Let me start by saying that Tostee seems a pretty reprehensible human being. His general attitude towards women is appalling and his behaviour after her death even more so. He was focused on himself, not on her.
Also that while he may not have been legally responsible for her death, his actions were substandard, to put it mildly. If he has tried to calm her down, or evicted her into the foyer instead of the balcony, then she may be alive.
And it is tragic for Warriena Wright that she is dead, and awful for her family and friends.
However the evidence, primarily the audio recording, did not clearly establish the prosecution’s case beyond reasonable doubt. Was she trying to climb down the balcony because of a genuine fear that Tostee was going to harm her, or was it a decision affected by alcohol?
The verdict was determined by the jury who heard all the facts. But I do recall an experience that reminded me of how alcohol can affect you ability to assess risks.
In the mid 1990s I was at a political conference in Hobart.
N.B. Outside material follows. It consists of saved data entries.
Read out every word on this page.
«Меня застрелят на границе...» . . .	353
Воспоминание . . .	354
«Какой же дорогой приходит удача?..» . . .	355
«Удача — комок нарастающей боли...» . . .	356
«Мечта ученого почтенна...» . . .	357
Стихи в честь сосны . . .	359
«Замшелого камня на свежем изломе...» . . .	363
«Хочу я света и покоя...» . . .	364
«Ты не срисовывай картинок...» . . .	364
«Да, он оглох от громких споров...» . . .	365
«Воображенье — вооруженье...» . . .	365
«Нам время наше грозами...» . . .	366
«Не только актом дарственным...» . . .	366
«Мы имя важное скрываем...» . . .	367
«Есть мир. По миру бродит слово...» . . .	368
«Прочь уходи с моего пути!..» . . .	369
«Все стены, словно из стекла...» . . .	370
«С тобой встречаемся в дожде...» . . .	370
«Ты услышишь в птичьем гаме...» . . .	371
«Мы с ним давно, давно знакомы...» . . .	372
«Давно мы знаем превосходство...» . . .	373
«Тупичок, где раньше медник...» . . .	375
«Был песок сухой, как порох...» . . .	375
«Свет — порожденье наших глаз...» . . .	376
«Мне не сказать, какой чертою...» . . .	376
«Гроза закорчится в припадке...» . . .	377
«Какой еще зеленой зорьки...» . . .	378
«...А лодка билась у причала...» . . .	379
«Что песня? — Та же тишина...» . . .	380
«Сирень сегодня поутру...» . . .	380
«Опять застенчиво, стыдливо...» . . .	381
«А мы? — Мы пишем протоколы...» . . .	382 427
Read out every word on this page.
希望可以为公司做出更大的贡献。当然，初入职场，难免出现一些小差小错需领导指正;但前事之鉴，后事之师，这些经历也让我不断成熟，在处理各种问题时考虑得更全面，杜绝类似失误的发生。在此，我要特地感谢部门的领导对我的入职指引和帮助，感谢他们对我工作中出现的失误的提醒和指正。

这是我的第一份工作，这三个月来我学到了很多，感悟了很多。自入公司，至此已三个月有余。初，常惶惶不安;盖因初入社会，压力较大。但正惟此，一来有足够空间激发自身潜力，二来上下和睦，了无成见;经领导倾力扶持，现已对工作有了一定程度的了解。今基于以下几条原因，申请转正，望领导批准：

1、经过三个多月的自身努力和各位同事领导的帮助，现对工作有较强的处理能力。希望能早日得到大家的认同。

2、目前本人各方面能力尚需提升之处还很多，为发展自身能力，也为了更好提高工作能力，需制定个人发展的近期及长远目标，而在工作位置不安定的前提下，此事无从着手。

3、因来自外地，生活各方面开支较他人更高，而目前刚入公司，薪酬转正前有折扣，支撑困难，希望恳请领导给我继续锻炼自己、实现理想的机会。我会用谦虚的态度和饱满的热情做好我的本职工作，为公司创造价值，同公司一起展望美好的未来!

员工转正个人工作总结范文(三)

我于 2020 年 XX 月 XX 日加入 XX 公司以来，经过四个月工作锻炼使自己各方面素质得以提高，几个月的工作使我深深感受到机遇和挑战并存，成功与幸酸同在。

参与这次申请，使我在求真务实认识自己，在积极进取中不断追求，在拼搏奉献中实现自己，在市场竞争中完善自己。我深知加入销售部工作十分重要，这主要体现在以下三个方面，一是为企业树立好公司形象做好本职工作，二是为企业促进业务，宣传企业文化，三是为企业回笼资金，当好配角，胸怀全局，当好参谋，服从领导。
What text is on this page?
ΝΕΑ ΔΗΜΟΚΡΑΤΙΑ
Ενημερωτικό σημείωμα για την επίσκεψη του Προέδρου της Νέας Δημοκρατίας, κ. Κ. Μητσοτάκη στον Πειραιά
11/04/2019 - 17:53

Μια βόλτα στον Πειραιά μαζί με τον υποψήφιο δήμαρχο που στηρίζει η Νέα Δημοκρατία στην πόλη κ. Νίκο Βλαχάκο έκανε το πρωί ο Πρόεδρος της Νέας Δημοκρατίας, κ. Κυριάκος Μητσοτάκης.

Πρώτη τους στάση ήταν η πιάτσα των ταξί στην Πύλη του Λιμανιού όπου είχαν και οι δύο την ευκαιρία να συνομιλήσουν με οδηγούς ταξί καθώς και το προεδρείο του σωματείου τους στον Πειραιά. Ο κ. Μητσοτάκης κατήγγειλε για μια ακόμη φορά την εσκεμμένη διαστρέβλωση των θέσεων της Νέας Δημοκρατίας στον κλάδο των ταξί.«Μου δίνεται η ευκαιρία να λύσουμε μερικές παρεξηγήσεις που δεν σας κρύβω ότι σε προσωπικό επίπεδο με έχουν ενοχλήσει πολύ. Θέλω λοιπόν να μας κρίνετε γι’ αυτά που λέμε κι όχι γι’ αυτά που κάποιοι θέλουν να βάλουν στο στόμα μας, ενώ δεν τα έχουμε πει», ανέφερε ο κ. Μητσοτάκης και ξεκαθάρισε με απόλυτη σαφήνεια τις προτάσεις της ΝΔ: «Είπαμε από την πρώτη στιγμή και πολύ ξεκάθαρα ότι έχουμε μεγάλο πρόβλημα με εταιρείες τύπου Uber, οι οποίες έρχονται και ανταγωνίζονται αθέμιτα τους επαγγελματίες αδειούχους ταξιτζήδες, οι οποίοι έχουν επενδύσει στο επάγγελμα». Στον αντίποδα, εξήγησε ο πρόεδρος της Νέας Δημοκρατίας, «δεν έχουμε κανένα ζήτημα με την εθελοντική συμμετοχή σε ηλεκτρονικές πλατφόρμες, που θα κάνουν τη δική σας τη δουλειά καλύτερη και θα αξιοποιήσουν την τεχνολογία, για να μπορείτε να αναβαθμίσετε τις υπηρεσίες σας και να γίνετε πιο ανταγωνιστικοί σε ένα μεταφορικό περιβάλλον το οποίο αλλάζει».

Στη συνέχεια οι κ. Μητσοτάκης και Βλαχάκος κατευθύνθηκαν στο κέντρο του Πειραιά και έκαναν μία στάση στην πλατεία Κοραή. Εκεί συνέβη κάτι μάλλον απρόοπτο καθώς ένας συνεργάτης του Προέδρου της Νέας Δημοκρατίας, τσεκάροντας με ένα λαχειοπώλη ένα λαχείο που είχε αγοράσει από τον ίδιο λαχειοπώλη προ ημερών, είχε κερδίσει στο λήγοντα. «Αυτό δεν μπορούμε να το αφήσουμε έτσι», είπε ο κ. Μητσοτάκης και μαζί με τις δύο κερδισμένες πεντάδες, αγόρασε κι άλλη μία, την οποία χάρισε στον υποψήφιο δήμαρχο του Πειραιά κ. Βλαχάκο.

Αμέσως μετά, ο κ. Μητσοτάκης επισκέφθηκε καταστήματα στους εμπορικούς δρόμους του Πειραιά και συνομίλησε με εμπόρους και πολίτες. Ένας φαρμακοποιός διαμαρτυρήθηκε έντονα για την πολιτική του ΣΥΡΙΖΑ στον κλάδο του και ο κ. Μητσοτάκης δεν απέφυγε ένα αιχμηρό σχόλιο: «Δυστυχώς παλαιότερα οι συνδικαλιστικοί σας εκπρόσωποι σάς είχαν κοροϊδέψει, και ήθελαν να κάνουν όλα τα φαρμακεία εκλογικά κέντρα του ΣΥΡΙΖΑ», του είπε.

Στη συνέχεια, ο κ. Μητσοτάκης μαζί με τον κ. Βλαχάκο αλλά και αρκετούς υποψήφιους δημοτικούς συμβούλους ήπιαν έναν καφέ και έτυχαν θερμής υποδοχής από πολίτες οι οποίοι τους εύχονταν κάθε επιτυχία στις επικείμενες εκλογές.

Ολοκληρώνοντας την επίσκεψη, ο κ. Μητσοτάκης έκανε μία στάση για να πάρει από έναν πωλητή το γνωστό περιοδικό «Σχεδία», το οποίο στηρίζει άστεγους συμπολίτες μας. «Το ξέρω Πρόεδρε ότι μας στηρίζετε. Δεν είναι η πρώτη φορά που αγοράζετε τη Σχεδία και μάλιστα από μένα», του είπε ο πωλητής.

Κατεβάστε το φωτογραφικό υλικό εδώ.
One of our party got rather wasted. So we took him home to the hotel and put him in his room. He insisted he wanted to carry on partying, so we locked him inside his room to try and keep him safe. We went outside and started walking away. Then someone spotted him walking along a very narrow ledge from his room’s window, to the one next door. As this was not a ground floor room, we were aghast and terrified he would fall. Somehow he still had enough balance and made it.
Now as I said that Tostee verdict was on the facts of this particular case and my experiences don’t impact whether or not the jury made the right call. But it does illuminate that people do make bad choices under the influence of alcohol.
Of course this is why Tostee holds moral culpability for what happened. If someone is drunk and possibly being unsafe you should try to sober them up, calm them down, help them and keep them safe. If they are a threat to you, yes it is fair enough to remove them – but not to a balcony.
So while Tostee was not guilty beyond reasonable doubt of her death, his actions did contribute towards it, and he should feel very remorseful. Sadly his actions since the incident suggest he isn’t.